Harga Emas Rabu Ditutup Naik Setelah The Fed Sinyalkan Jeda Kenaikan Suku Bunga

421

(Vibiznews – Commodity) Harga emas menguat pada hari Rabu setelah Federal Reserve AS menaikkan suku bunga yang diperkirakan secara luas dan mengisyaratkan jeda kenaikan lebih lanjut.

Emas spot berakhir naik 1,09% pada $2.038,46 per ons setelah menyentuh level tertinggi sejak 14 April di $2.036,15 sebelumnya.

Emas berjangka AS ditutup naik 0,7% pada $2.037.

The Fed menaikkan suku bunga sebesar seperempat poin persentase untuk memadamkan tekanan inflasi yang membuat harga naik jauh di atas target 2%.

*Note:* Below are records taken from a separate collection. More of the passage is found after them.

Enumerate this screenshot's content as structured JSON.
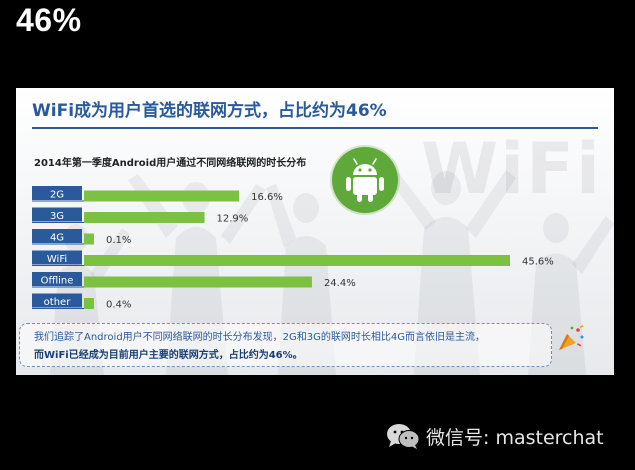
{
  "headline": "46%",
  "card": {
    "title": "WiFi成为用户首选的联网方式，占比约为46%",
    "watermark": "WiFi",
    "note": {
      "line1": "我们追踪了Android用户不同网络联网的时长分布发现，2G和3G的联网时长相比4G而言依旧是主流，",
      "line2": "而WiFi已经成为目前用户主要的联网方式，占比约为46%。"
    }
  },
  "chart_data": {
    "type": "bar",
    "orientation": "horizontal",
    "title": "2014年第一季度Android用户通过不同网络联网的时长分布",
    "categories": [
      "2G",
      "3G",
      "4G",
      "WiFi",
      "Offline",
      "other"
    ],
    "values": [
      16.6,
      12.9,
      0.1,
      45.6,
      24.4,
      0.4
    ],
    "value_labels": [
      "16.6%",
      "12.9%",
      "0.1%",
      "45.6%",
      "24.4%",
      "0.4%"
    ],
    "unit": "%",
    "xlim": [
      0,
      45.6
    ],
    "grid": false,
    "legend": "none",
    "colors": {
      "bar": "#7dc142",
      "category_label_bg": "#2a5a9c",
      "category_label_text": "#ffffff"
    }
  },
  "icons": {
    "badge": "android-icon",
    "footer": "wechat-icon",
    "confetti": "party-popper-icon"
  },
  "footer": {
    "wechat_label": "微信号: masterchat"
  },
  "colors": {
    "background": "#000000",
    "card_title": "#2a5a9c",
    "badge_green": "#5ea93a"
  }
}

Ini juga menandakan jeda dalam kenaikan lebih lanjut, memberi pejabat waktu untuk menilai dampak dari kegagalan bank baru-baru ini, menunggu penyelesaian kebuntuan politik atas plafon utang AS, dan memantau jalannya inflasi.

Setelah keputusan Fed, indeks dolar AS turun 0,6%, membuat emas batangan lebih mahal bagi pembeli yang memegang mata uang lain, sementara imbal hasil Treasury 10 tahun juga turun.

Suku bunga berjangka AS dihargai dalam jeda pengetatan Fed pada pertemuan kebijakan bulan Juni dan Juli, menurut alat FedWatch CME.

Harga emas telah naik 1% pada bulan April karena krisis perbankan AS mendorong pelarian ke tempat yang aman.

Analyst Vibiz Research Center memperkirakan untuk perdagangan selanjutnya, harga emas dapat bergerak naik jika pelemahan dolar AS terus berlanjut dengan sentimen penghentian kenaikan suku bunga The Fed. Harga emas diperkirakan bergerak dalam kisaran Resistance $2.048-$2.062. Namun jika turun, akan bergerak dalam kisaran Support $2.013-$2.004.